In third grade, all of the kids in my class were friends. When one kid had a birthday party, either all of the girls, all of the boys, or the whole class was invited.
By sixth grade, that changed. We were all starting to be divided by these lines, these unspoken rules that were created after the summer. I didn’t see the lines at first, I still thought that my next door neighbors were my good friends, the ones who I would swim with on hot days, the ones I had over to eat ice cream and play on the hammock. It seemed within the first month, we all decided to choose our “groups.”
The girls who liked to dye their hair blonde, tan throughout the year, and only buy Hollister or Abercrombie clothes were grouped together.
The girls who liked to get into trouble, or didn’t want to listen to the teachers were grouped together.
The guys who were good at sports and played football or hockey were grouped together.
Then finally the kids who didn’t fit into any groups divided amongst themselves, grouping with others to survive.
I had been friends with two boys since the first day of kindergarten. I have a picture, still, of us awkwardly standing by the bus stop on the second day of school. We had been close growing up, since we all lived close to each other. During the fifth grade, I was frozen out by the two boys since they seemed to realize I was a girl, which meant I didn’t mingle with boys. They had stayed close, yet by the end of the sixth grade, the two former best friends had separated. One went to a group of sporty boys, the other the miscellaneous group.
I fit in with the miscellaneous girls group. I wasn’t in with being blonde, or tan; yet, I liked to pay attention in class and get good grades. I made a new group of friends with two other girls I had known, one since the fourth grade when she moved to town, the other since first grade. We became close, we had to when all of the other kids in our class seemed like they only wanted to be close within their own group. Even though there were 40 kids in my grade, it felt like each group was divided by the Berlin Wall, built up by the “social rules.”

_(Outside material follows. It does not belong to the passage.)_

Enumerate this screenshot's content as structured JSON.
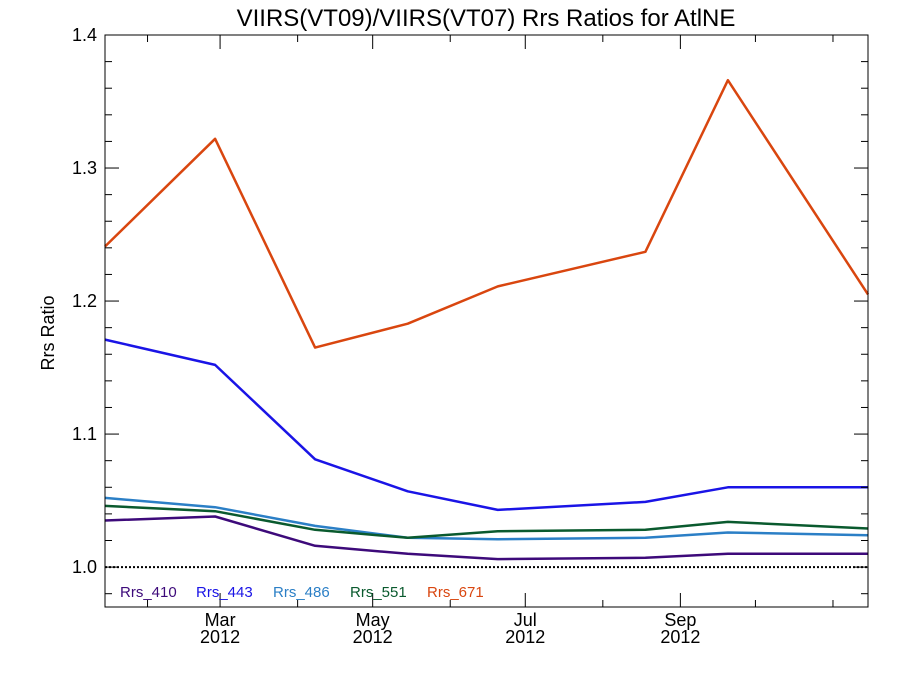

Being in a school that was so divided for three years in a way scarred me. When high school came, I didn’t trust people I didn’t know. I was used to having the lines defined to me by my classmates. How could I forget what I learned in middle school and incorporate myself into the new social pool? I sometimes look back on those three years of middle school wondering if I would’ve turned out different, better, if I had chosen to be in a different group.